Shaun Jackman wrote:
On Tue, 2009-03-24 at 07:03 -0800, Eugene Loh wrote:
I'm not sure I understand this suggestion, so I'll say it the way I
understand it. Would it be possible for each process to send an
"all done" message to each of its neighbors? Conversely, each
process would poll its neighbors for messages, either processing
graph operations or collecting "all done" messages depending on
whether the message indicates a graph operation or signals "all done".
Ashley Pittman wrote:
Exactly, that way you have a defined number of messages which can be
calculated locally for each process and hence there is no need to use
Probe and you can get rid of the MPI_Barrier call.
Hi Eugene,
By `poll its neighbours', do you mean posting an MPI_Irecv for each
neighbour, and working until an `all done' message (sent using
MPI_Send) has been received from each neighbour?
Yes.
As long as each process posts its MPI_Irecv before starting the
MPI_Send, are we guaranteed that two processes won't deadlock by
MPI_Send-ing to each other?
Yes, I think so.
I avoided this method at first because I didn't understand that the
MPI_Irecv would stick around regardless of a message being ready to
receive; I figured that it had no effect if no message was ready to
receive.
Not sure I understand.
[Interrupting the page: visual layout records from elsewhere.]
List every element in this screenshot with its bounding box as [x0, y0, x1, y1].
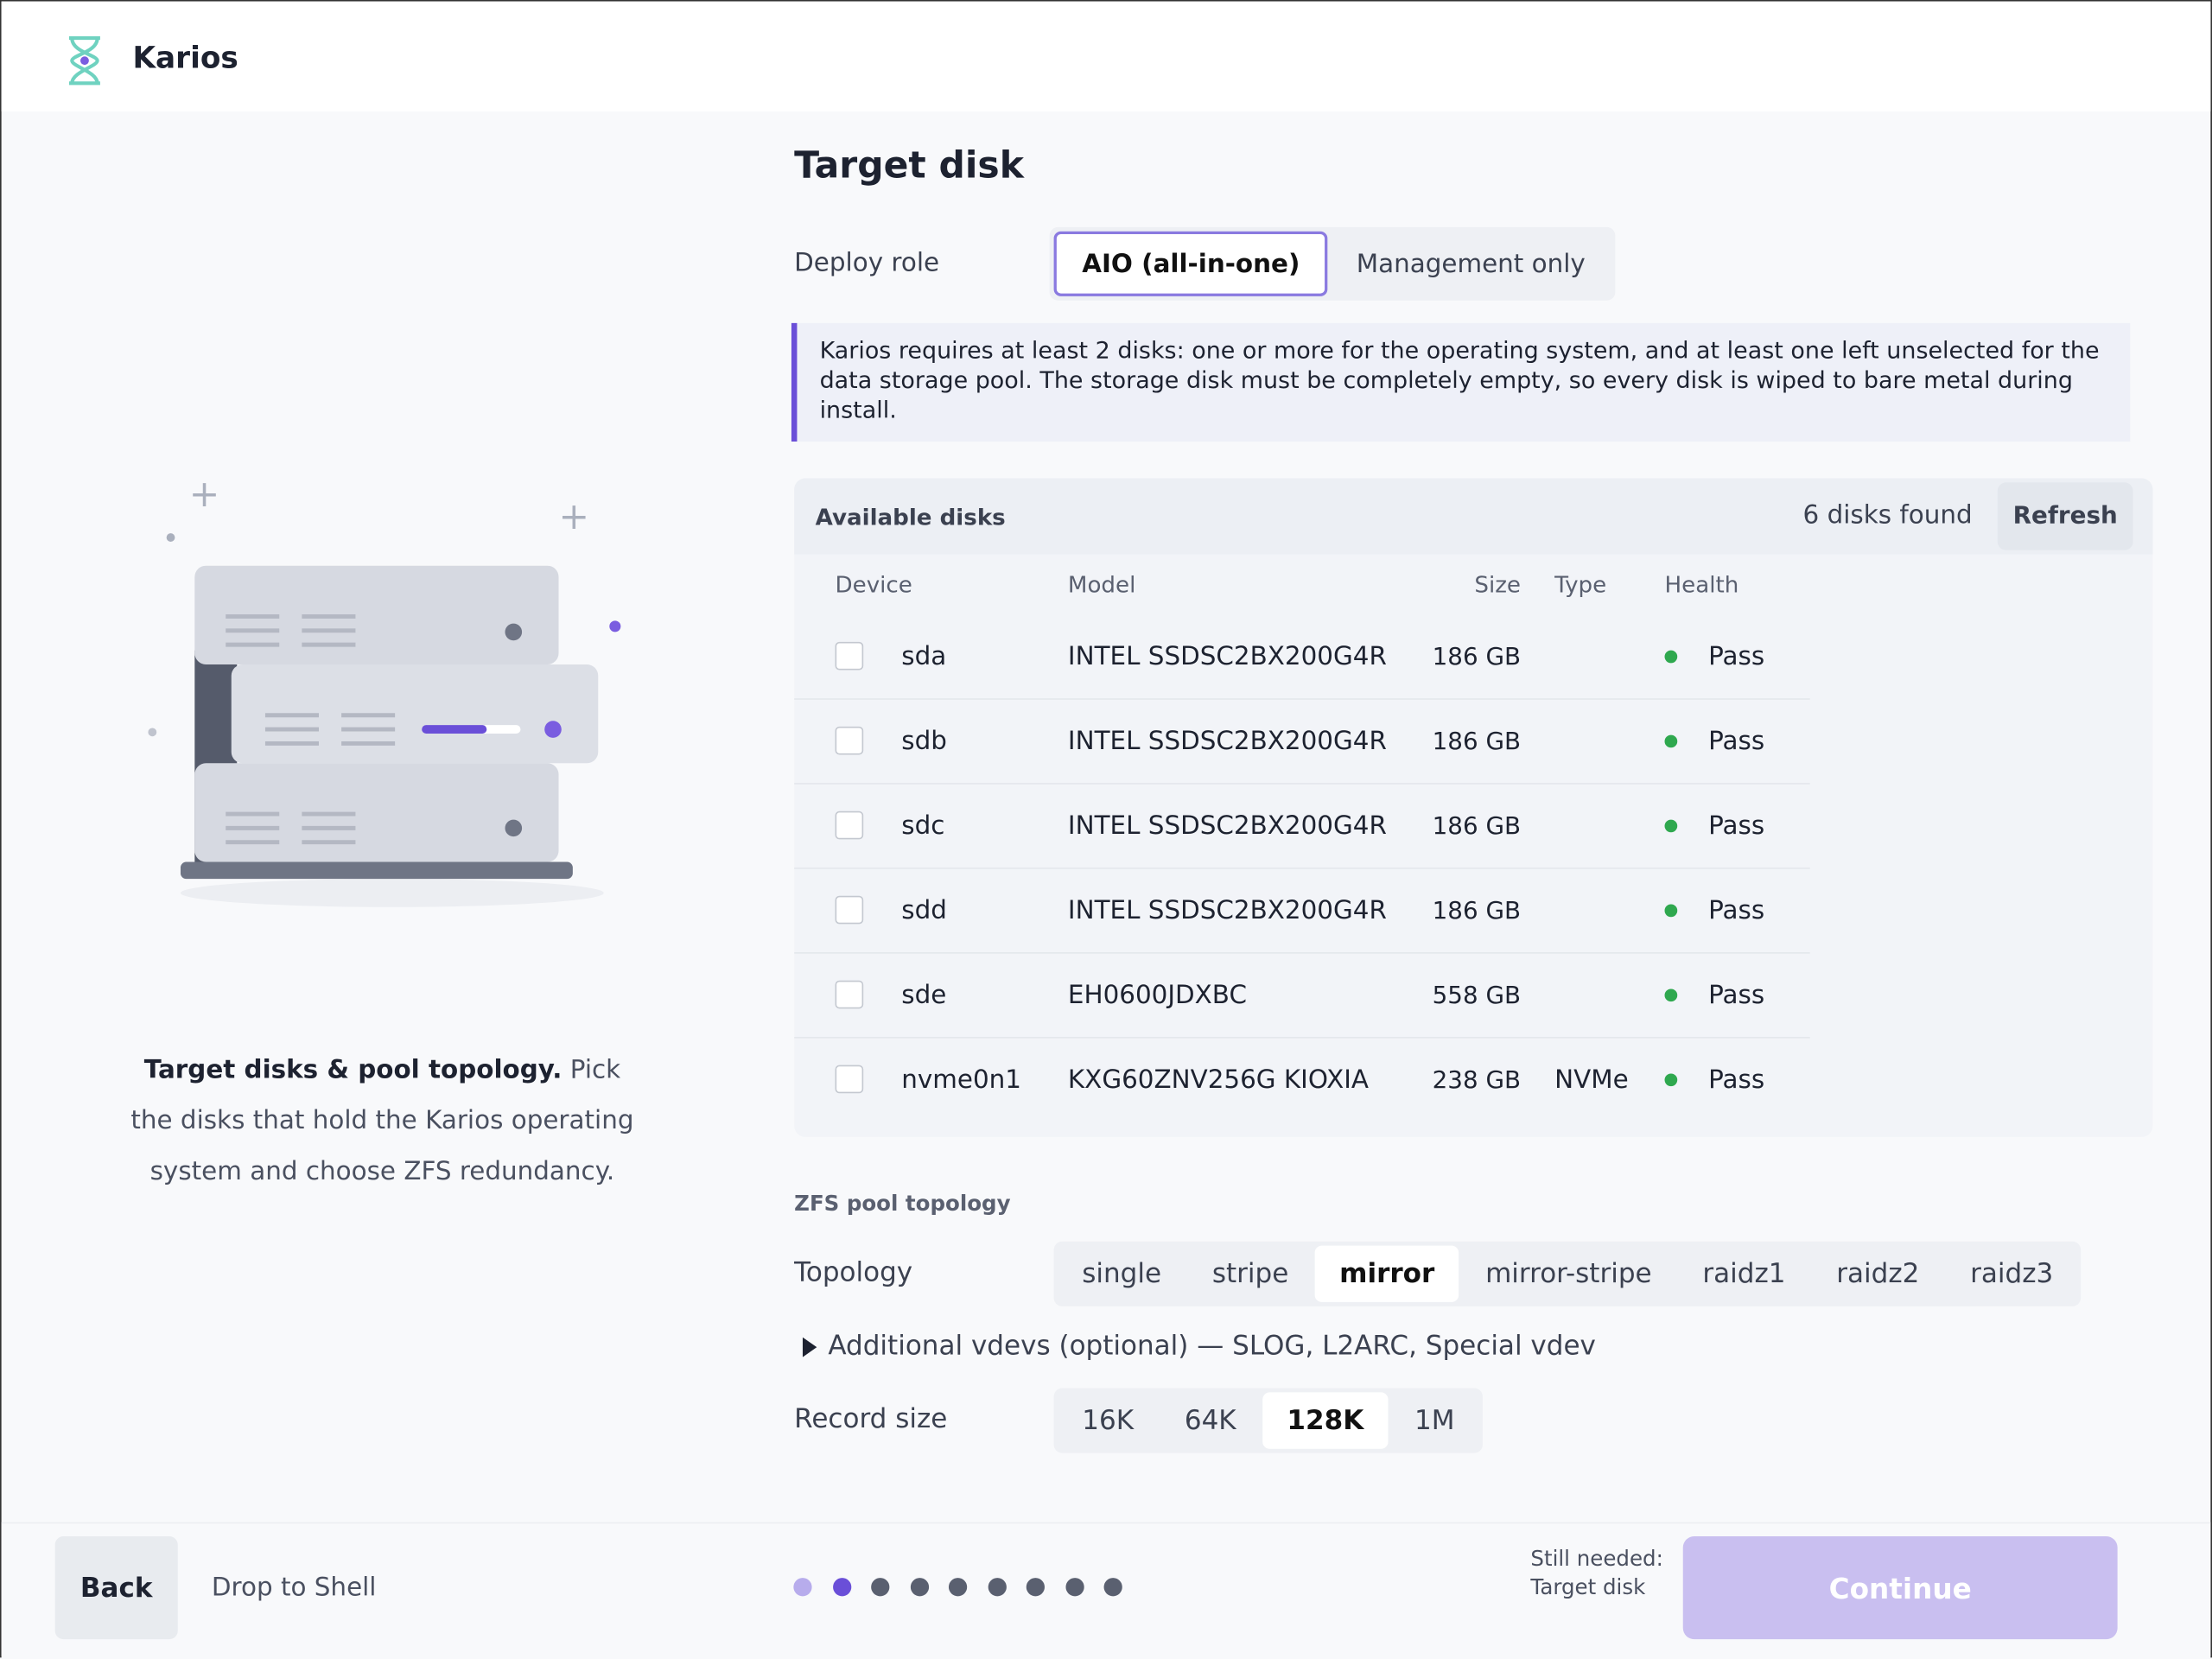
- checkbox[interactable]: [835, 810, 864, 840]
- row-divider: [794, 1036, 1810, 1039]
- sidebar-caption: Target disks & pool topology. Pick the d…: [121, 1046, 643, 1198]
- disk-panel-header: [794, 478, 2153, 555]
- column-header: Model: [1067, 571, 1136, 599]
- size: 186 GB: [1432, 897, 1521, 926]
- topology-option[interactable]: raidz3: [1970, 1258, 2054, 1290]
- record-size-option[interactable]: 128K: [1262, 1392, 1388, 1449]
- column-header: Size: [1474, 571, 1521, 599]
- device: sda: [901, 641, 947, 672]
- back-button[interactable]: Back: [54, 1535, 178, 1640]
- row-divider: [794, 698, 1810, 700]
- caption-bold: Target disks & pool topology.: [143, 1055, 563, 1085]
- deploy-role-control: AIO (all-in-one) Management only: [1049, 226, 1616, 301]
- disks-title: Available disks: [815, 503, 1006, 531]
- checkbox[interactable]: [835, 980, 864, 1009]
- disk-count: 6 disks found: [1802, 500, 1973, 531]
- caption: Pick the disks that hold the Karios oper…: [130, 1055, 634, 1187]
- expand-arrow[interactable]: [801, 1336, 818, 1358]
- deploy-role-label: Deploy role: [794, 248, 940, 278]
- record-size-option[interactable]: 16K: [1082, 1405, 1135, 1437]
- health-dot: [1664, 650, 1678, 664]
- health-dot: [1664, 734, 1678, 748]
- health-dot: [1664, 819, 1678, 833]
- additional-vdevs[interactable]: Additional vdevs (optional) — SLOG, L2AR…: [828, 1330, 1596, 1362]
- topology-option[interactable]: stripe: [1211, 1258, 1289, 1290]
- topology-option[interactable]: raidz2: [1836, 1258, 1920, 1290]
- refresh-button[interactable]: Refresh: [1997, 482, 2133, 550]
- record-size-option[interactable]: 64K: [1184, 1405, 1236, 1437]
- table-header: Device Model Size Type Health: [794, 571, 2152, 607]
- topology-option[interactable]: mirror-stripe: [1485, 1258, 1652, 1290]
- notice: Karios requires at least 2 disks: one or…: [791, 322, 2131, 442]
- checkbox[interactable]: [835, 895, 864, 925]
- health-dot: [1664, 904, 1678, 918]
- column-header: Device: [835, 571, 912, 599]
- record-size-label: Record size: [794, 1403, 948, 1435]
- column-header: Health: [1664, 571, 1739, 599]
- page-title: Target disk: [794, 145, 1024, 188]
- device: sdd: [901, 895, 947, 926]
- still-needed: Still needed: Target disk: [1530, 1546, 1663, 1600]
- svg-text:+: +: [559, 496, 590, 538]
- disk-panel: Available disks 6 disks found Refresh De…: [794, 478, 2153, 1137]
- topology-control: single stripe mirror mirror-stripe raidz1 rai…: [1053, 1241, 2082, 1306]
- health: Pass: [1708, 641, 1765, 672]
- deploy-role-option[interactable]: Management only: [1356, 249, 1586, 279]
- record-size-option[interactable]: 1M: [1414, 1405, 1455, 1437]
- column-header: Type: [1554, 571, 1607, 599]
- row-divider: [794, 952, 1810, 954]
- size: 186 GB: [1432, 643, 1521, 672]
- health: Pass: [1708, 726, 1765, 757]
- checkbox[interactable]: [835, 1065, 864, 1094]
- row-divider: [794, 868, 1810, 869]
- disk-row: nvme0n1 KXG60ZNV256G KIOXIA 238 GB NVMe Pass: [794, 1039, 2152, 1123]
- continue-button[interactable]: Continue: [1682, 1535, 2118, 1640]
- topology-label: Topology: [794, 1256, 913, 1288]
- step-dots: [793, 1578, 1122, 1597]
- health: Pass: [1708, 1065, 1765, 1095]
- topology-option[interactable]: single: [1082, 1258, 1162, 1290]
- topology-option[interactable]: raidz1: [1702, 1258, 1786, 1290]
- checkbox[interactable]: [835, 641, 864, 671]
- model: INTEL SSDSC2BX200G4R: [1067, 810, 1387, 842]
- model: INTEL SSDSC2BX200G4R: [1067, 895, 1387, 926]
- record-size-control: 16K 64K 128K 1M: [1053, 1388, 1484, 1453]
- type: NVMe: [1554, 1065, 1629, 1095]
- disk-row: sde EH0600JDXBC 558 GB Pass: [794, 954, 2152, 1039]
- health-dot: [1664, 1073, 1678, 1087]
- row-divider: [794, 783, 1810, 785]
- checkbox[interactable]: [835, 726, 864, 755]
- health-dot: [1664, 988, 1678, 1002]
- deploy-role-option[interactable]: AIO (all-in-one): [1053, 231, 1329, 296]
- model: INTEL SSDSC2BX200G4R: [1067, 726, 1387, 757]
- header: Karios: [1, 1, 2211, 111]
- size: 558 GB: [1432, 982, 1521, 1010]
- size: 186 GB: [1432, 812, 1521, 842]
- disk-row: sdc INTEL SSDSC2BX200G4R 186 GB Pass: [794, 785, 2152, 869]
- app-title: Karios: [132, 41, 238, 75]
- size: 186 GB: [1432, 728, 1521, 757]
- model: EH0600JDXBC: [1067, 980, 1247, 1010]
- server-illustration: ++: [148, 474, 621, 907]
- pool-section-title: ZFS pool topology: [794, 1190, 1011, 1217]
- health: Pass: [1708, 980, 1765, 1010]
- device: sdb: [901, 726, 947, 757]
- logo: [68, 36, 100, 86]
- topology-option[interactable]: mirror: [1315, 1245, 1459, 1302]
- model: INTEL SSDSC2BX200G4R: [1067, 641, 1387, 672]
- device: sde: [901, 980, 947, 1010]
- drop-to-shell[interactable]: Drop to Shell: [211, 1573, 377, 1603]
- model: KXG60ZNV256G KIOXIA: [1067, 1065, 1370, 1095]
- device: nvme0n1: [901, 1065, 1022, 1095]
- svg-text:+: +: [189, 474, 220, 516]
- health: Pass: [1708, 895, 1765, 926]
- disk-row: sdb INTEL SSDSC2BX200G4R 186 GB Pass: [794, 700, 2152, 785]
- device: sdc: [901, 810, 945, 842]
- health: Pass: [1708, 810, 1765, 842]
- disk-row: sdd INTEL SSDSC2BX200G4R 186 GB Pass: [794, 869, 2152, 954]
- size: 238 GB: [1432, 1066, 1521, 1095]
- disk-row: sda INTEL SSDSC2BX200G4R 186 GB Pass: [794, 615, 2152, 700]
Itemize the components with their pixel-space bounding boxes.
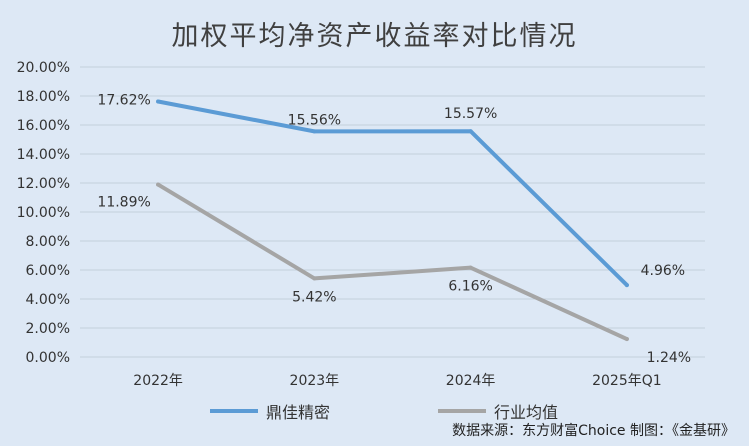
legend-item-series-2: 行业均值	[438, 399, 558, 423]
y-tick-label: 12.00%	[17, 176, 70, 192]
x-tick-label: 2024年	[446, 373, 496, 389]
y-tick-label: 18.00%	[17, 89, 70, 105]
data-label: 5.42%	[292, 289, 336, 305]
y-tick-label: 2.00%	[26, 321, 70, 337]
source-note: 数据来源：东方财富Choice 制图：《金基研》	[452, 423, 735, 439]
legend: 鼎佳精密 行业均值	[210, 399, 666, 423]
data-label: 1.24%	[647, 350, 691, 366]
data-point	[312, 129, 317, 134]
data-label: 11.89%	[97, 195, 150, 211]
y-tick-label: 14.00%	[17, 147, 70, 163]
legend-item-series-1: 鼎佳精密	[210, 399, 330, 423]
series-line-2	[156, 182, 629, 342]
legend-label-series-2: 行业均值	[494, 403, 559, 422]
data-label: 6.16%	[448, 279, 492, 295]
data-label: 15.57%	[444, 106, 497, 122]
series-line-1	[156, 99, 629, 288]
x-tick-label: 2023年	[290, 373, 340, 389]
legend-swatch-series-2	[438, 409, 487, 413]
y-tick-label: 0.00%	[26, 350, 70, 366]
data-point	[624, 337, 629, 342]
data-point	[312, 276, 317, 281]
y-tick-label: 4.00%	[26, 292, 70, 308]
data-point	[156, 182, 161, 187]
x-tick-label: 2025年Q1	[592, 373, 662, 389]
y-tick-label: 16.00%	[17, 118, 70, 134]
y-tick-label: 10.00%	[17, 205, 70, 221]
data-point	[468, 129, 473, 134]
data-label: 4.96%	[641, 263, 685, 279]
y-tick-label: 8.00%	[26, 234, 70, 250]
data-point	[468, 265, 473, 270]
data-point	[156, 99, 161, 104]
y-tick-label: 20.00%	[17, 60, 70, 76]
y-tick-label: 6.00%	[26, 263, 70, 279]
chart-title: 加权平均净资产收益率对比情况	[171, 21, 578, 52]
legend-label-series-1: 鼎佳精密	[266, 403, 331, 422]
data-label: 17.62%	[97, 93, 150, 109]
data-point	[624, 283, 629, 288]
data-label: 15.56%	[288, 112, 341, 128]
x-tick-label: 2022年	[133, 373, 183, 389]
legend-swatch-series-1	[210, 409, 258, 413]
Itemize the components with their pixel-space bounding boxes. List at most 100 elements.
Let's say you post an MPI_Irecv and you get
something in a follow-up MPI_Test or MPI_Wait... but it's not the "all
done" signal. Rather, it's a graph operation. So, you perform that
graph operation and then post the next MPI_Irecv. Something like
MPI_Irecv()
while () {
MPI_Wait()
if ( all_done ) break;
MPI_Irecv()
}
In this implementation, the graph is partitioned arbitrarily; the
vertices are distributed based on a hash function of each vertex's
unique ID, not based on the topology of the graph (which would be
nice, but difficult). So, every process is a neighbour of every other
process.
Okay.
I guess one other piece of advice is this. Start with something that
works; make sure it is easy to reason about its correctness. Doesn't
matter if there is excessive synchronization. Then, start running. If
oversynchronization proves to be a bottleneck, then fix it. But don't
fix it until you have data that indicates that it's a problem. I'm sure
the folks on this list can come up with all sorts of great, minimally
synchronizing algorithms, but maybe you can get by with schemes that are
simpler, more robust, etc.